2012-01-15

Some MongoDB "hackin'"

I recently wanted to know, which databases and collections exist in a running MongoDB. That's what I came up with:
var mongodb_conn = db.getMongo();
var admin_db = mongodb_conn.getDB("admin");


var role = "(MASTER)";
if (!admin_db.isMaster().ismaster) {
  mongodb_conn.setSlaveOk(true);
  role = "(SLAVE)";
}
var db_list = admin_db.runCommand("listDatabases").databases;
for (var db_index in db_list)  {
  var curr_db_name = db_list[db_index].name;
  var curr_coll_list = admin_db.getSiblingDB(curr_db_name).getCollectionNames();
  print(role + " " + curr_db_name + " " + curr_coll_list);
}
Just save the above lines of Javascript to a file, e.g. getCollections.js and run it against the MongoDB, which may produce an output similar to the following:

$ mongo --quiet getCollections.js
(MASTER) map_reduce_example myresults,system.indexes,things
(MASTER) test_database posts,system.indexes
(MASTER) graylog2 alerted_streams,blacklists,filtered_terms,historic_server_values,hosts,jobs,message_counts,messagecomments,messages,server_values,settings,streamcategories,streams,system.indexes,system.users,users
(MASTER) admin
(MASTER) local
(MASTER) test

Having got so far I wanted to know the (top level) properties of all documents stored in the MongoDB. As all documents are schema-less, I ended up in using MapReduce:
var mongodb_conn = db.getMongo();
var admin_db = mongodb_conn.getDB("admin");

var role = "(MASTER)";
if (!admin_db.isMaster().ismaster) {
  mongodb_conn.setSlaveOk(true);
  role = "(SLAVE)";
}
var db_list = admin_db.runCommand("listDatabases").databases;
for (var db_index in db_list) {
  var curr_db_name = db_list[db_index].name;
  var curr_db = admin_db.getSiblingDB(curr_db_name);
  var curr_coll_list = curr_db.getCollectionNames();
  for (var coll_idx in curr_coll_list) {
    var mapred = curr_db.runCommand({"mapreduce" : curr_coll_list[coll_idx], "map" : function() { for (var key in this) { emit(key, null); } }, "reduce" : function(key, anything) { return null; }, "out" : "myoutput" });
    var key_list = curr_db.myoutput.distinct("_id");
    for (var key_idx in key_list) {
      print(role + " " + curr_db_name + " " + curr_coll_list[coll_idx] + " " + key_list[key_idx]);
    }
    curr_db.myoutput.drop();
  }
}
So, in the map phase all documents of all collections in all databases are looked at and all top level properties of those documents are emitted as keys.

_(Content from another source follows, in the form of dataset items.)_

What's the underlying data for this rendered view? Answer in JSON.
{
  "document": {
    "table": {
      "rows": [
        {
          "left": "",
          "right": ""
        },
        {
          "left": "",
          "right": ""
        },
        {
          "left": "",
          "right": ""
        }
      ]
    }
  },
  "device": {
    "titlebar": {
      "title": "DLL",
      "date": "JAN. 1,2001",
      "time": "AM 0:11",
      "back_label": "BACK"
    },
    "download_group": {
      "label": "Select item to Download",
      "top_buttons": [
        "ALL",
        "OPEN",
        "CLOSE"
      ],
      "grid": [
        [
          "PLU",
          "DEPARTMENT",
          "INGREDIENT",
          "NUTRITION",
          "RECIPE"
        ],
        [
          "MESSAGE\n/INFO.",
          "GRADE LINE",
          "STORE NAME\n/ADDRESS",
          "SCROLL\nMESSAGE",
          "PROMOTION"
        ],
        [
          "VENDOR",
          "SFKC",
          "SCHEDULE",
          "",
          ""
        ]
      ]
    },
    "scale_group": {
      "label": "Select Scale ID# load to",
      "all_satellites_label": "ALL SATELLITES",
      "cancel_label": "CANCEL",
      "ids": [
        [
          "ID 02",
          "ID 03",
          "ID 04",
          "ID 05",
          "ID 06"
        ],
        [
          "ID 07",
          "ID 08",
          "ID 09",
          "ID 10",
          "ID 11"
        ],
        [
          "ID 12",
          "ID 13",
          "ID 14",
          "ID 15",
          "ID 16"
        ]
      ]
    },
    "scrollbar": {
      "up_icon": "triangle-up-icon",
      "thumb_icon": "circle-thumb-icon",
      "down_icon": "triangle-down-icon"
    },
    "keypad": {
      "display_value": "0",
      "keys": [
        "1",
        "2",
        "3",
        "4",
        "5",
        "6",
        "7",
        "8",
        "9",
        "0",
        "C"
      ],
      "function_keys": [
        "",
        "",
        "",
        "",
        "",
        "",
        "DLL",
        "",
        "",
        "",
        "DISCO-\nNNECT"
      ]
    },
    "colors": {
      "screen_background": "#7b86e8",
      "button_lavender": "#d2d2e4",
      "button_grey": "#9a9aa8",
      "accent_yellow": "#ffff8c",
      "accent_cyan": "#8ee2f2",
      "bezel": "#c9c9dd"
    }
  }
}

In the reduce phase no further aggregations are performed, as we already got what we want - a result collection with all top level properties.
Again, save that code to a file, e.g. getAllKeys.js and run it against the MongoDB, which may produce an output similar to the following:
$ mongo --quiet getAllKeys.js
...
(MASTER) test_database posts date
(MASTER) test_database posts tags
(MASTER) test_database posts text
(MASTER) graylog2 historic_server_values _id
(MASTER) graylog2 historic_server_values created_at
(MASTER) graylog2 historic_server_values type
(MASTER) graylog2 historic_server_values value
(MASTER) graylog2 hosts _id
(MASTER) graylog2 hosts host
(MASTER) graylog2 hosts message_count
(MASTER) graylog2 message_counts _id
(MASTER) graylog2 message_counts hosts
(MASTER) graylog2 message_counts streams
(MASTER) graylog2 message_counts timestamp
(MASTER) graylog2 message_counts total
(MASTER) graylog2 messages _id
(MASTER) graylog2 messages _original_level
(MASTER) graylog2 messages _thread_name
(MASTER) graylog2 messages created_at
...
It's not optimized so far, but it does what I needed. The result is somehow a simulation of what you get on relational databases when running select ... from all_tab_columns ... (Oracle) or select ... from information_schema.columns ... (MySQL).